Star-Telegram’s Lee remarked that all successes are traced back to a single origin—content. People buy into newspapers—they subscribe—because they understand the value of the content, that it’s coming from a credible source, and that the reporting is based on facts and good journalism, he said.
In the early days of digital and social media, publishers foolishly gave away content for free. “It didn’t make sense,” recalled Benz. “Suddenly we woke up and asked ourselves, ‘Why are we doing this? We’re giving people reason to say, ‘I don’t need to subscribe to your newspaper. I don’t need to stop at that rack, especially when I can see tomorrow’s front-page news online at 3 o’clock the afternoon before.’ By the time the print product hit the street, it was old news. And so we wondered why single-sales declined and subscriptions declined! It was because people are smart.”
Bundles and Huddles
The head-spinning pace at which circulation and audience-development roles have changed may naturally leave professionals disheartened, but there are resources to tap, and colleagues from whom to learn. The experts E&P interviewed for this article all agreed that regional associations, conferences and tradeshows, and other networking opportunities are more vital to industry health than ever before.

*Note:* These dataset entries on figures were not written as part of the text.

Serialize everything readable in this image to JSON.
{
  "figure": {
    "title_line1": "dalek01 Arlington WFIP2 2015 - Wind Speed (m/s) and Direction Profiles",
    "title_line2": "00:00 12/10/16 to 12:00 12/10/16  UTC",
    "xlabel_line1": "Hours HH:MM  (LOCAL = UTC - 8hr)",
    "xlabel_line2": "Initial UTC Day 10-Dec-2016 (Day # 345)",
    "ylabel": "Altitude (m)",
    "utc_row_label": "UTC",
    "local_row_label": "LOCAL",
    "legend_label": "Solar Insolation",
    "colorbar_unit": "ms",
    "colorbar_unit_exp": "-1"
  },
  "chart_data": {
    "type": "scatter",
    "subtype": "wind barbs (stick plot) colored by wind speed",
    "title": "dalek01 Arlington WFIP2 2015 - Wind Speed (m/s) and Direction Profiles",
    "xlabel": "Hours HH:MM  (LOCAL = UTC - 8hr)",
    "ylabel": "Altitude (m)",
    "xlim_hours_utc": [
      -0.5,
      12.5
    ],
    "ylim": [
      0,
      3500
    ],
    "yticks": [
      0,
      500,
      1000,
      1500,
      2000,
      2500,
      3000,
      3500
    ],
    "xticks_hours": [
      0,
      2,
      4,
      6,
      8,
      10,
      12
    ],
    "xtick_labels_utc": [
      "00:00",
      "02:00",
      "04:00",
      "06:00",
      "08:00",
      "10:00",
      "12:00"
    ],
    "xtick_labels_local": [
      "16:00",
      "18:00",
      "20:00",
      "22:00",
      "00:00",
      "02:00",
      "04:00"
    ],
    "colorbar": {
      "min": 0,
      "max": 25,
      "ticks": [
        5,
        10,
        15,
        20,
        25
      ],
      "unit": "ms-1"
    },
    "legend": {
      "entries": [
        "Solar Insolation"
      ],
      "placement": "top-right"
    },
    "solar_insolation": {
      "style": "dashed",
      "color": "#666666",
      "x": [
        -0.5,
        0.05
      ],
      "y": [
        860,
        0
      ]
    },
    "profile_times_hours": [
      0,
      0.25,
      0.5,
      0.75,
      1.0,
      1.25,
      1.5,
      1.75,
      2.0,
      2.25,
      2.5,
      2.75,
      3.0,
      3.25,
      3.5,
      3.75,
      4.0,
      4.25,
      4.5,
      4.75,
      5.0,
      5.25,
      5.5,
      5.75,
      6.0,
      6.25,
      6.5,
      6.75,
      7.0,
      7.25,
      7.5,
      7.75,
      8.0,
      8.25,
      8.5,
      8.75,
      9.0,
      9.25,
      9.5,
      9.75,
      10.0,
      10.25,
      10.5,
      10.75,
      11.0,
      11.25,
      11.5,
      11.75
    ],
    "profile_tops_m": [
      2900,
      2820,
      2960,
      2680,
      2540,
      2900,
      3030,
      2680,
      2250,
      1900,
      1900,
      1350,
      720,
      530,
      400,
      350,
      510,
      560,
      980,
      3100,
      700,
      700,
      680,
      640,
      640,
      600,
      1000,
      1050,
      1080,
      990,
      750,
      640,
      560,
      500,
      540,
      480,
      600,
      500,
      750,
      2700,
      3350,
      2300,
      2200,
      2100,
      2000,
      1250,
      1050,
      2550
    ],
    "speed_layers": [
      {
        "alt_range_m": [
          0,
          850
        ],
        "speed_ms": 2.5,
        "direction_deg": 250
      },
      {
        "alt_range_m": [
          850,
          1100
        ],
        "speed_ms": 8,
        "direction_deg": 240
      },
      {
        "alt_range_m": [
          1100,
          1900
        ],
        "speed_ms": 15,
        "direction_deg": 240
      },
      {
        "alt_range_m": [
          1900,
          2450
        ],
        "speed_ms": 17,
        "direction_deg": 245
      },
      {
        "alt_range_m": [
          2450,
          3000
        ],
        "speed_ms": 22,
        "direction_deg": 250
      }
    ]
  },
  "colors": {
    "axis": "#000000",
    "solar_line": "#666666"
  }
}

“One thing that I think has changed in the industry—for the good—is that we’re not competitors anymore with the newspaper down the street,” Benz said. “We’re partners. In our case, we really are, because we have a robust alternative delivery program here in Burlington. We deliver eight different titles that we don’t ourselves publish, in addition to our own.
“Five years ago, you could have come into our conference room, and we may have been having a discussion about how to beat out Greensboro’s News & Record, and keep them at bay to our west.
“Today, that conversation in our conference room has the News & Record at the table, and we’re talking about what we can do together. We’re still competing a little bit for ad dollars, certainly. I am sure that they’d like to take some of our advertising away, and I’m sure our ad department feels the same way. But the reality is that we can’t operate that way anymore. The simple economics just don’t work. You can’t afford to have five different carriers driving down the same street.